Generally, targeting cancer cell stemness-associated genes may be an effective therapeutic strategy to overcome tumor relapse and chemoresistance. In this study, Gli1 proved to be a molecular marker for cancer stemness and a prognostic indicator of GA. We speculate that jointly targeting Gli1 and other cancer stemness biomarkers will provide a novel vision to treat GA.

Conclusions

Gli1 was upregulated in GA tissues and cancer cells and correlated with poor prognosis in GA patients. Knocking down Gli1 by specific inhibitor suppressed the expression of Gli1 protein levels. Reduced expression of Gli1 downregulated the protein levels of cancer stemness biomarkers while also decreasing cell clonogenic potential in GA cells. Thus, Gli1 may promote the progression of GA by maintaining GA cell stemness potential. Hh/Gli1 pathway may play an important role in CSC self-renewal and tumorigenicity. Taken the above results together, we speculated that Gli1 may play a potential role in cancer stemness and thus to accelerate the progression in GA.

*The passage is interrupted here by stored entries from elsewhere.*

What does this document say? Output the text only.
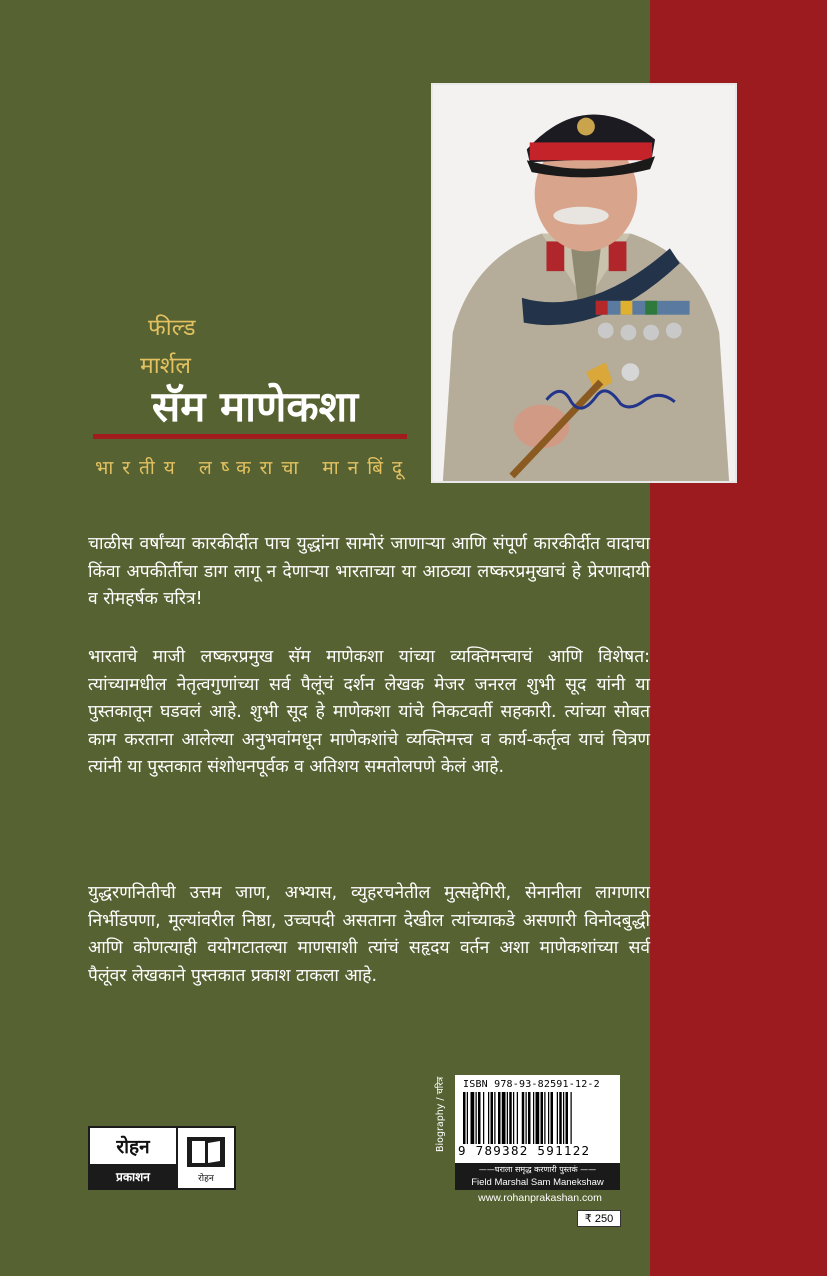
फील्ड
मार्शल
सॅम माणेकशा
भारतीय लष्कराचा मानबिंदू

चाळीस वर्षांच्या कारकीर्दीत पाच युद्धांना सामोरं जाणाऱ्या आणि संपूर्ण कारकीर्दीत वादाचा किंवा अपकीर्तीचा डाग लागू न देणाऱ्या भारताच्या या आठव्या लष्करप्रमुखाचं हे प्रेरणादायी व रोमहर्षक चरित्र!

भारताचे माजी लष्करप्रमुख सॅम माणेकशा यांच्या व्यक्तिमत्त्वाचं आणि विशेषत: त्यांच्यामधील नेतृत्वगुणांच्या सर्व पैलूंचं दर्शन लेखक मेजर जनरल शुभी सूद यांनी या पुस्तकातून घडवलं आहे. शुभी सूद हे माणेकशा यांचे निकटवर्ती सहकारी. त्यांच्या सोबत काम करताना आलेल्या अनुभवांमधून माणेकशांचे व्यक्तिमत्त्व व कार्य-कर्तृत्व याचं चित्रण त्यांनी या पुस्तकात संशोधनपूर्वक व अतिशय समतोलपणे केलं आहे.

युद्धरणनितीची उत्तम जाण, अभ्यास, व्युहरचनेतील मुत्सद्देगिरी, सेनानीला लागणारा निर्भीडपणा, मूल्यांवरील निष्ठा, उच्चपदी असताना देखील त्यांच्याकडे असणारी विनोदबुद्धी आणि कोणत्याही वयोगटातल्या माणसाशी त्यांचं सहृदय वर्तन अशा माणेकशांच्या सर्व पैलूंवर लेखकाने पुस्तकात प्रकाश टाकला आहे.

रोहन
प्रकाशन	रोहन
Biography / चरित्र ISBN 978-93-82591-12-2
9 789382 591122
—— घराला समृद्ध करणारी पुस्तकं ——
Field Marshal Sam Manekshaw
www.rohanprakashan.com
₹ 250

Limitations of this current study

Our study has several innate limitations to note. First, Spheroid formation experiments were performed only on the MKN28 cell line. Immunofluorescence was performed only on Gli1, LSD1, Sox9. Other stemness related features have not been tested.

Additional file 1: Supplemental Figure. The association between Gli1 mRNA expression and clinical stage, lymph node metastasis in GEPIA and TCGA data in GA.